Es curioso como la mayoría de las veces no nos planteamos el origen de los objetos más cercanos, los más cotidianos. No hace mucho, subiendo al Santuario de la Virgen, me di cuenta de la presencia, en una de las casas de San Marquino, de un pomo, un tirador, con una forma muy curiosa: una mano de mujer. No me refiero a las aldabas con la “versión cristiana” de la mano de Fátima, como ya os mostré en otra entrada, sino que esta vez se trata de una estilizada y llamativa mano negra, de factura contemporánea, que se ofrece a todo aquel que quiera abrir y cerrar su puerta. Fue entonces cuando me planteé el origen no sólo de estos tiradores, sino de las propias puertas y el hecho es que su devenir temporal, y adaptaciones a los tiempos, es más que curiosa y la dejaremos para una futura entrada, porque hoy nos centraremos en un elemento que surgió como complemento a éstas cuando se ideó una forma de abrir y cerrarlas, es decir, desde su propia concepción. Los pomos más antiguos conocidos tienen una edad de 6000 años y pertenecen al antiguo Egipto y a Babilonia y eran simples agujeros u orificios en la madera por donde se introducía un trozo de cuerda o cuero o unos simples tiradores a los que se le atravesaba trozos de madera o que también se ataban con cuerdas.

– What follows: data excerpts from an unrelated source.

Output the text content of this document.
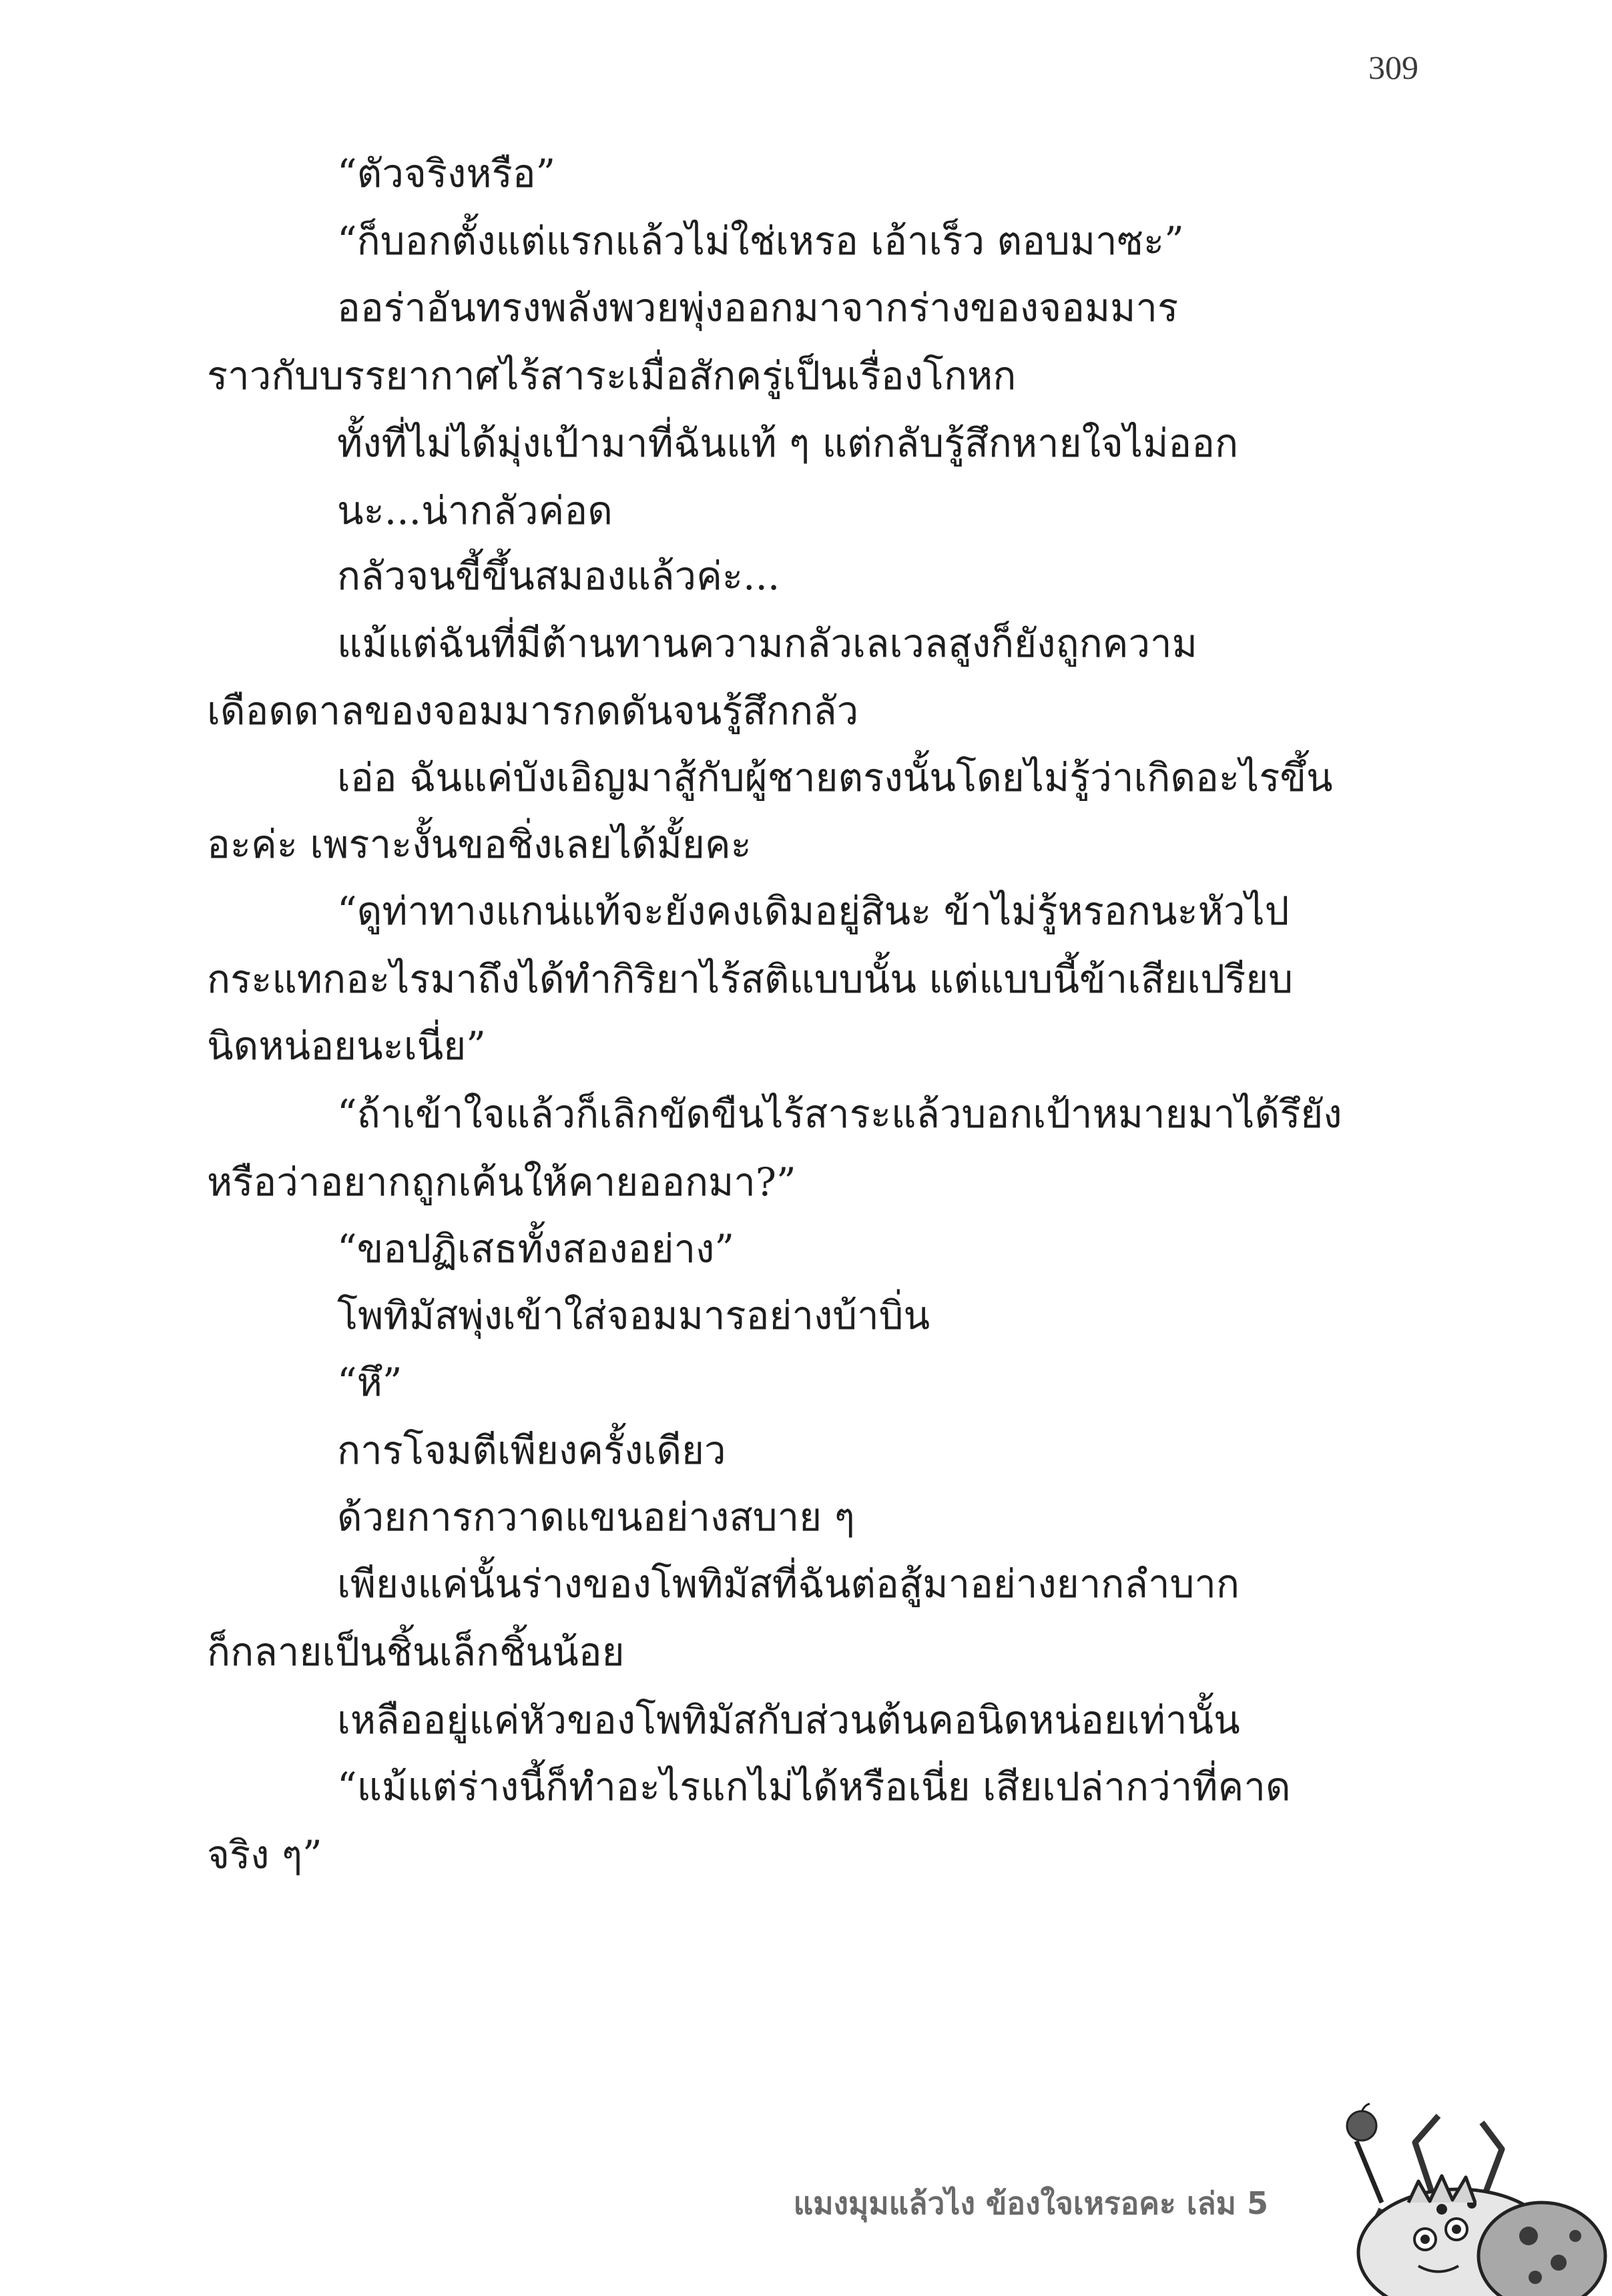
309
“ตัวจริงหรือ”
“ก็บอกตั้งแต่แรกแล้วไม่ใช่เหรอ เอ้าเร็ว ตอบมาซะ”
ออร่าอันทรงพลังพวยพุ่งออกมาจากร่างของจอมมาร
ราวกับบรรยากาศไร้สาระเมื่อสักครู่เป็นเรื่องโกหก
ทั้งที่ไม่ได้มุ่งเป้ามาที่ฉันแท้ ๆ แต่กลับรู้สึกหายใจไม่ออก
นะ...น่ากลัวค่อด
กลัวจนขี้ขึ้นสมองแล้วค่ะ...
แม้แต่ฉันที่มีต้านทานความกลัวเลเวลสูงก็ยังถูกความ
เดือดดาลของจอมมารกดดันจนรู้สึกกลัว
เอ่อ ฉันแค่บังเอิญมาสู้กับผู้ชายตรงนั้นโดยไม่รู้ว่าเกิดอะไรขึ้น
อะค่ะ เพราะงั้นขอชิ่งเลยได้มั้ยคะ
“ดูท่าทางแกน่แท้จะยังคงเดิมอยู่สินะ ข้าไม่รู้หรอกนะหัวไป
กระแทกอะไรมาถึงได้ทำกิริยาไร้สติแบบนั้น แต่แบบนี้ข้าเสียเปรียบ
นิดหน่อยนะเนี่ย”
“ถ้าเข้าใจแล้วก็เลิกขัดขืนไร้สาระแล้วบอกเป้าหมายมาได้รึยัง
หรือว่าอยากถูกเค้นให้คายออกมา?”
“ขอปฏิเสธทั้งสองอย่าง”
โพทิมัสพุ่งเข้าใส่จอมมารอย่างบ้าบิ่น
“หึ”
การโจมตีเพียงครั้งเดียว
ด้วยการกวาดแขนอย่างสบาย ๆ
เพียงแค่นั้นร่างของโพทิมัสที่ฉันต่อสู้มาอย่างยากลำบาก
ก็กลายเป็นชิ้นเล็กชิ้นน้อย
เหลืออยู่แค่หัวของโพทิมัสกับส่วนต้นคอนิดหน่อยเท่านั้น
“แม้แต่ร่างนี้ก็ทำอะไรแกไม่ได้หรือเนี่ย เสียเปล่ากว่าที่คาด
จริง ๆ”
แมงมุมแล้วไง ข้องใจเหรอคะ เล่ม 5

Los griegos también tenían avanzados pomos o manillas, pero este gran invento no fue uno de los que asimilaron los romanos y se perdió hasta, según la leyenda o historia según otros, los Templarios se toparon con una puerta abandonada en las ruinas de Tesalónica descubriendo este antiguo, y para ellos, novedoso invento.
Es verdad que durante siglos no sufrió grandes cambios, porque, además, incluso en la Edad Media las habitaciones carecían de verdaderas puertas, limitándose en muchos casos a usar simples cortinajes. A partir del siglo XV se fueron imponiendo estos sistemas de separación de los espacios y fue en el siglo XVI cuando comenzó a popularizarse el uso de cerraduras forjadas a fuego en hierro y latón. Estas cerraduras eran tan caras de producir que se convirtieron en, desde el mismo momento de llegar a un domicilio, una manera de distinguir el estatus y poderío económico de sus dueños. Las clases menos pudientes usaban pomos de madera y los más ricos incluían figuras metálicas ricamente adornadas.
El pomo o manecilla, como lo conocemos actualmente, se populariza a partir de 1848 ya que, tras la revolución industrial y la llegada de una clase media creciente, nació la necesidad de protección del hogar, así fue como un chico negro, de tan solo dieciséis años, presentó a la Oficina de Patentes de Estados Unidos un dispositivo "para limitar la apertura de las alas o mantener las alas abiertas mediante un miembro móvil que se extiende entre el bastidor y el ala… ". Este chico se llamaba OSBOURN DORSEY.
Los mecanismos de apertura se fueron sofisticando y, como en el caso que hoy nos ocupa, independizando el sistema de apertura de la puerta del pomo para tirar de ella, dejando el pomo en una posición central de la puerta con la única función mecánica. Así, en la subida a nuestro querido santuario, podemos contemplar este curioso y original pomo, cuyo origen hemos querido apuntar para que cuando lo veamos, faltándonos un poco de aire por lo empinado de la cuesta, podamos parar a tomar resuello con la excusa de contemplar este amable Detalle o contarles a nuestros acompañantes la historia de los pomos y las manecillas que todos tenemos en nuestras puertas.